4. Renewable energy industry risks

Government policy towards renewable energy may change, although long-term commitments relating to the FiT make this unlikely, since FiTs are part of primary legislation and thus difficult to change. Throughout the operation of the FiT the Government has maintained the commitment to the process of ‘grandfathering’ which ensures that whatever tariff a project is registered for at the commencement of operation, the tariff will remain the same for the duration of the FiT period, (20 years in the case of this project). This payment will also be linked to the Retail Price Index. Projections are based on current FiT rates on the assumption that we are able to comply with preliminary registration through Ofgem regulations. The Board is unable to guarantee that this will be possible so a lower FiT rate may apply.

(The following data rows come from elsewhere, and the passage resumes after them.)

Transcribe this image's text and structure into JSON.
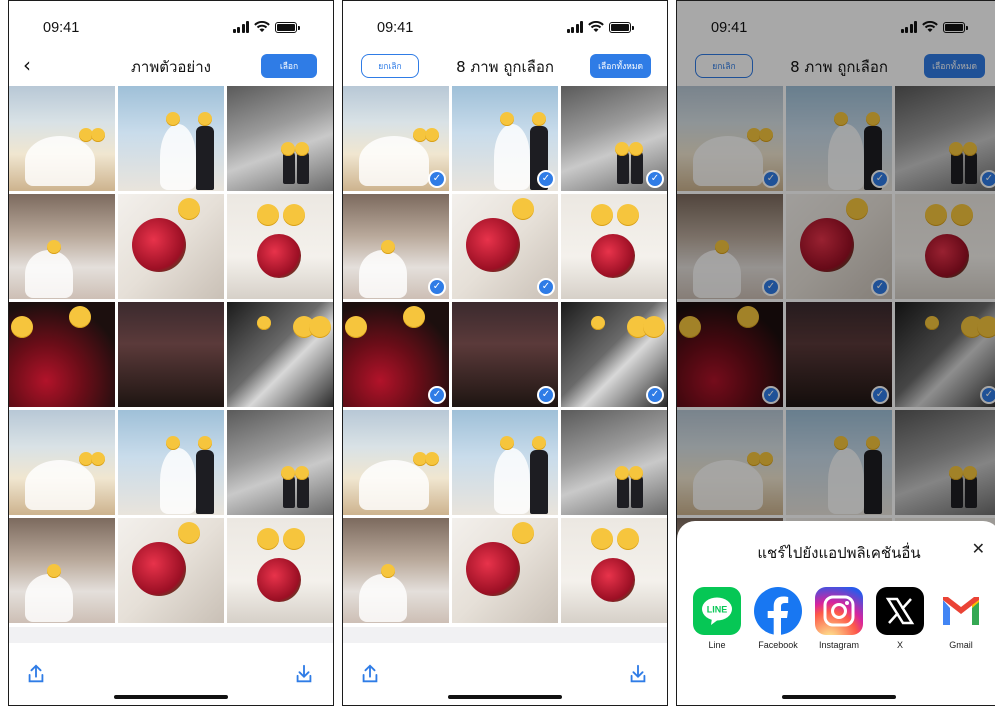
{
  "status_bar": {
    "time": "09:41"
  },
  "screens": {
    "preview": {
      "title": "ภาพตัวอย่าง",
      "back_icon": "chevron-left-icon",
      "select_label": "เลือก"
    },
    "selection": {
      "title": "8 ภาพ ถูกเลือก",
      "cancel_label": "ยกเลิก",
      "select_all_label": "เลือกทั้งหมด"
    },
    "share_sheet": {
      "title": "แชร์ไปยังแอปพลิเคชันอื่น",
      "close_icon": "close-icon",
      "apps": [
        {
          "label": "Line",
          "color": "#06c755"
        },
        {
          "label": "Facebook",
          "color": "#1877f2"
        },
        {
          "label": "Instagram",
          "color": "#d6249f"
        },
        {
          "label": "X",
          "color": "#000000"
        },
        {
          "label": "Gmail",
          "color": "#ea4335"
        }
      ]
    }
  },
  "photos": [
    {
      "kind": "city"
    },
    {
      "kind": "towers"
    },
    {
      "kind": "grey"
    },
    {
      "kind": "hall"
    },
    {
      "kind": "bouq"
    },
    {
      "kind": "bride"
    },
    {
      "kind": "red"
    },
    {
      "kind": "dark"
    },
    {
      "kind": "bw"
    },
    {
      "kind": "city"
    },
    {
      "kind": "towers"
    },
    {
      "kind": "grey"
    },
    {
      "kind": "hall"
    },
    {
      "kind": "bouq"
    },
    {
      "kind": "bride"
    }
  ],
  "selected_indices": [
    1,
    2,
    3,
    4,
    5,
    7,
    8,
    9
  ],
  "toolbar": {
    "share_icon": "share-icon",
    "download_icon": "download-icon"
  },
  "colors": {
    "accent": "#2f7ce6"
  }
}
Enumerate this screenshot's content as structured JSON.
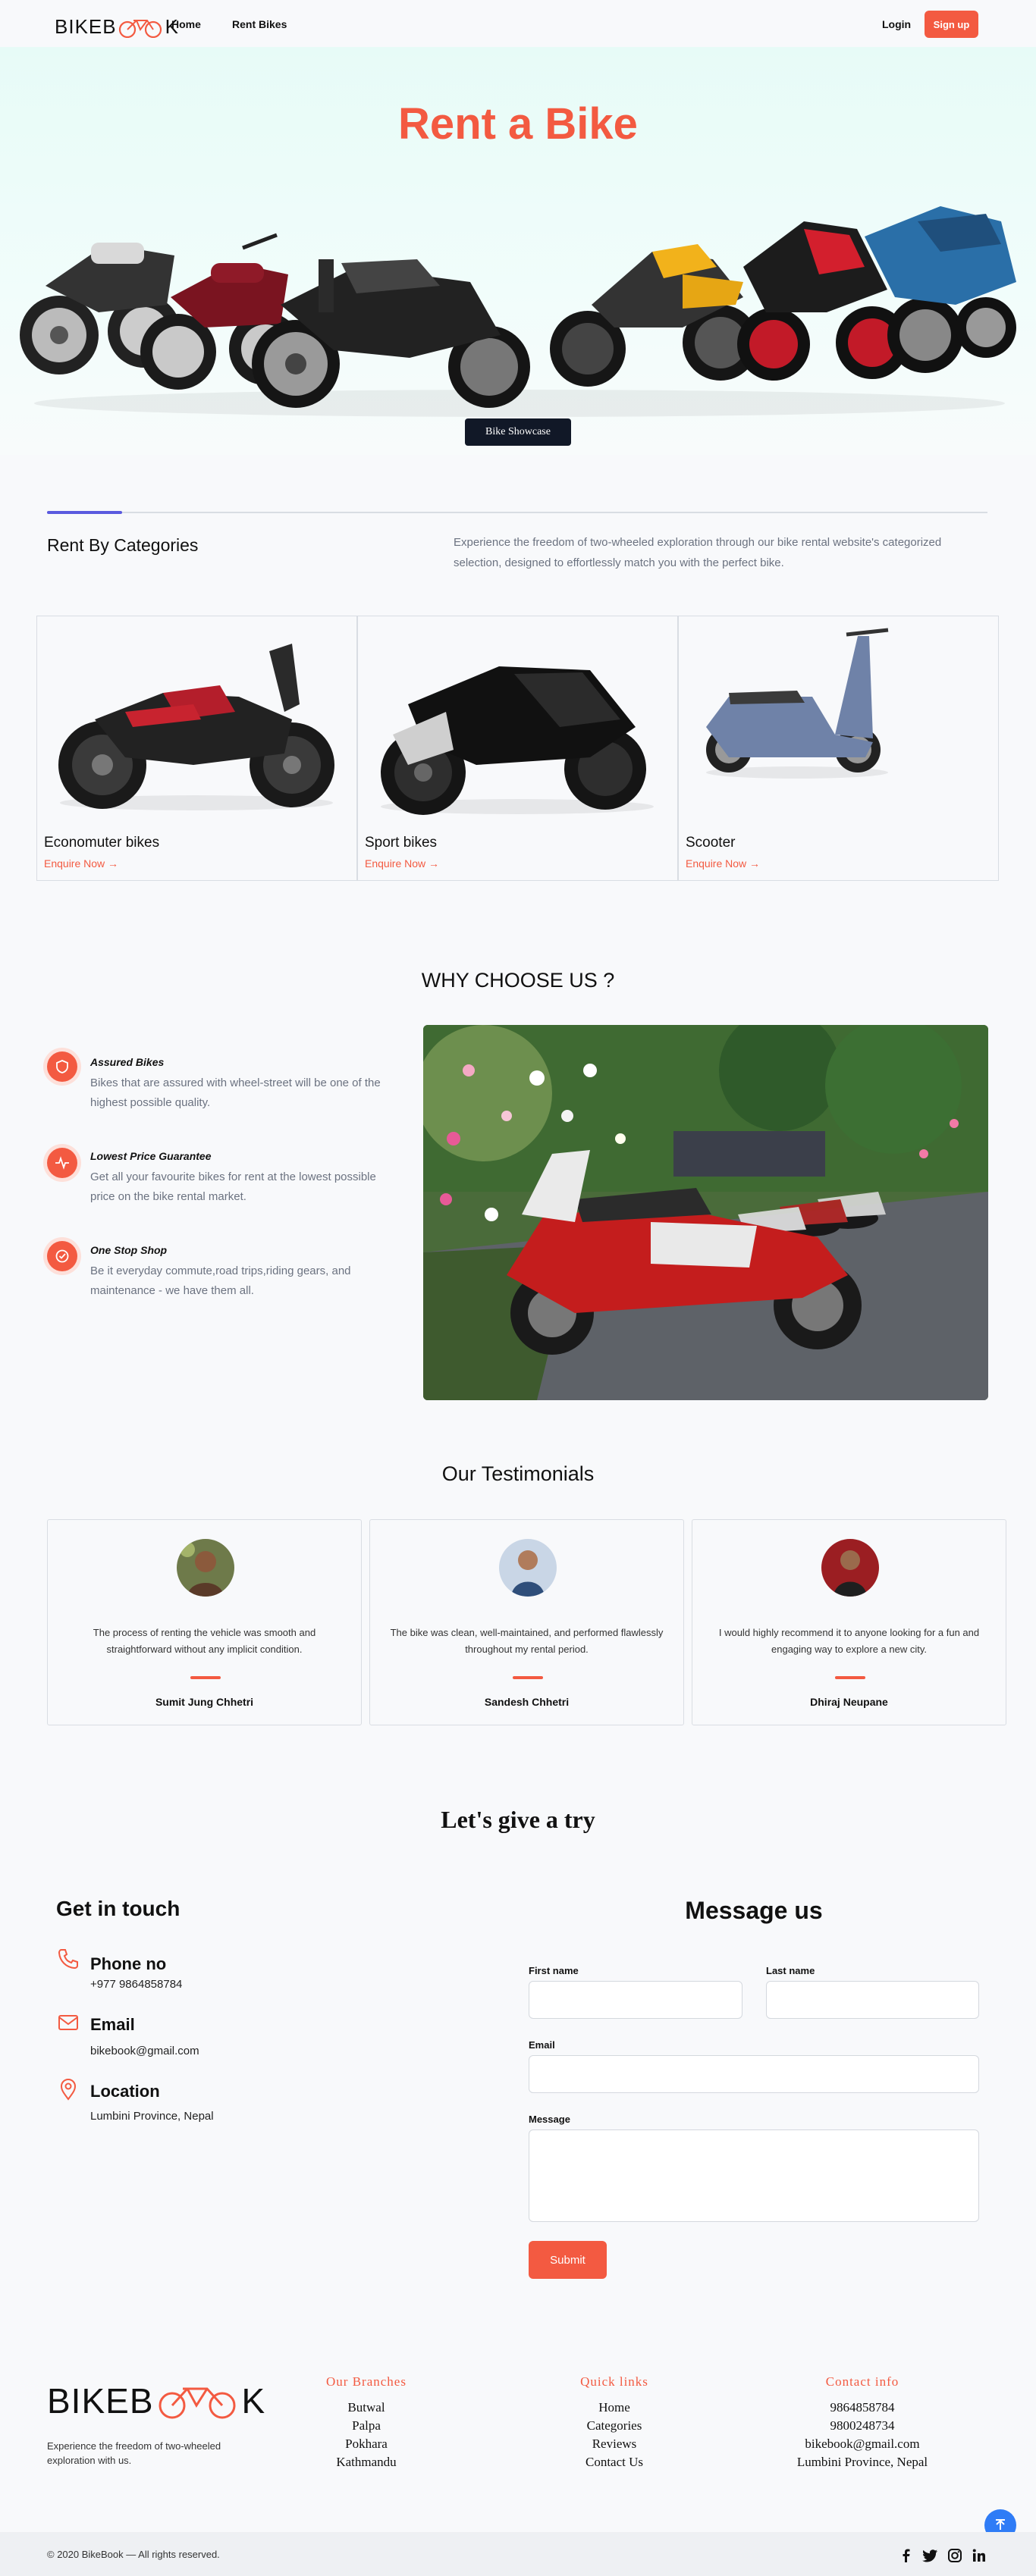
{
  "header": {
    "logo": "BIKEB",
    "logo_tail": "K",
    "nav": [
      "Home",
      "Rent Bikes"
    ],
    "login": "Login",
    "signup": "Sign up"
  },
  "hero": {
    "title": "Rent a Bike",
    "button": "Bike Showcase"
  },
  "categories": {
    "progress": 0.08,
    "title": "Rent By Categories",
    "description": "Experience the freedom of two-wheeled exploration through our bike rental website's categorized selection, designed to effortlessly match you with the perfect bike.",
    "cards": [
      {
        "name": "Economuter bikes",
        "link": "Enquire Now"
      },
      {
        "name": "Sport bikes",
        "link": "Enquire Now"
      },
      {
        "name": "Scooter",
        "link": "Enquire Now"
      }
    ]
  },
  "why": {
    "title": "WHY CHOOSE US ?",
    "features": [
      {
        "name": "Assured Bikes",
        "desc": "Bikes that are assured with wheel-street will be one of the highest possible quality."
      },
      {
        "name": "Lowest Price Guarantee",
        "desc": "Get all your favourite bikes for rent at the lowest possible price on the bike rental market."
      },
      {
        "name": "One Stop Shop",
        "desc": "Be it everyday commute,road trips,riding gears, and maintenance - we have them all."
      }
    ]
  },
  "testimonials": {
    "title": "Our Testimonials",
    "items": [
      {
        "text": "The process of renting the vehicle was smooth and straightforward without any implicit condition.",
        "name": "Sumit Jung Chhetri"
      },
      {
        "text": "The bike was clean, well-maintained, and performed flawlessly throughout my rental period.",
        "name": "Sandesh Chhetri"
      },
      {
        "text": "I would highly recommend it to anyone looking for a fun and engaging way to explore a new city.",
        "name": "Dhiraj Neupane"
      }
    ]
  },
  "contact": {
    "try_title": "Let's give a try",
    "get_in_touch": "Get in touch",
    "phone_label": "Phone no",
    "phone_value": "+977 9864858784",
    "email_label": "Email",
    "email_value": "bikebook@gmail.com",
    "location_label": "Location",
    "location_value": "Lumbini Province, Nepal",
    "message_title": "Message us",
    "first_name": "First name",
    "last_name": "Last name",
    "email": "Email",
    "message": "Message",
    "submit": "Submit"
  },
  "footer": {
    "logo": "BIKEB",
    "logo_tail": "K",
    "desc": "Experience the freedom of two-wheeled exploration with us.",
    "branches_title": "Our Branches",
    "branches": [
      "Butwal",
      "Palpa",
      "Pokhara",
      "Kathmandu"
    ],
    "links_title": "Quick links",
    "links": [
      "Home",
      "Categories",
      "Reviews",
      "Contact Us"
    ],
    "info_title": "Contact info",
    "info": [
      "9864858784",
      "9800248734",
      "bikebook@gmail.com",
      "Lumbini Province, Nepal"
    ],
    "copyright": "© 2020 BikeBook — All rights reserved."
  },
  "colors": {
    "accent": "#f35a41",
    "dark": "#111827",
    "blue": "#2f7cf6"
  }
}
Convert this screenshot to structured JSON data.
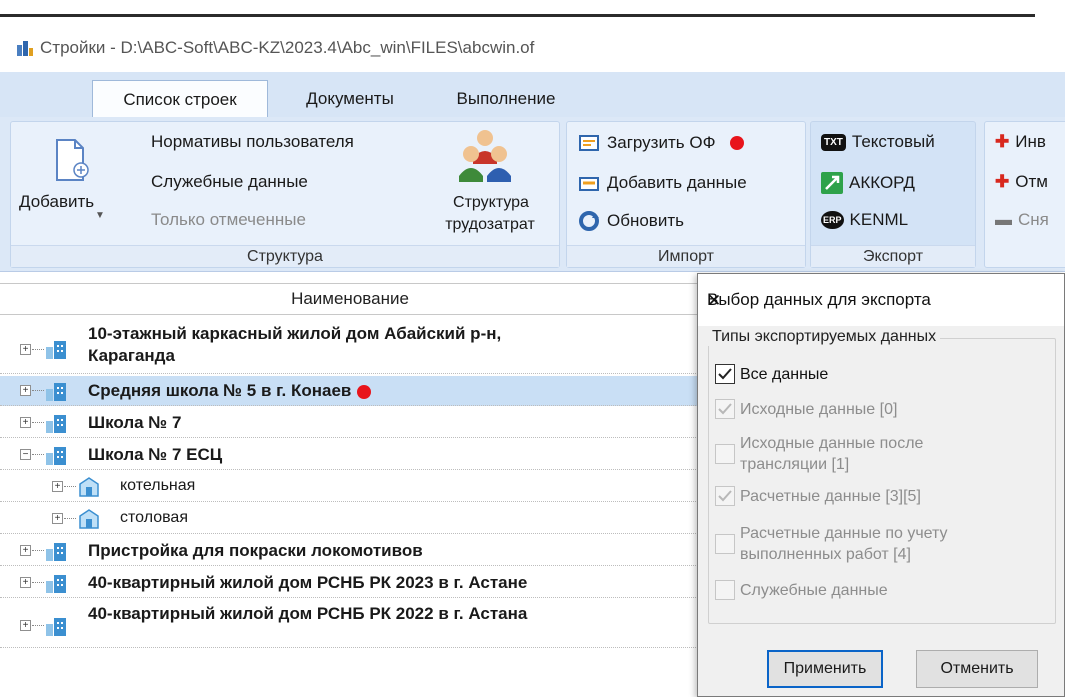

Any changes that threaten the projected financial viability before the end of the share issue would result in the Co-operative returning funds received from prospective members at the end of the Share Offer period.

Disclaimer: Nothing in the wording of this website constitutes an offer or contract. The financial information is provisional and is provided for illustrative purposes only.  Anyone interested in investing in the society will need to read the share offer which will provide full and definitive details of the investment offer. The share offer document will be available for download from this website in April.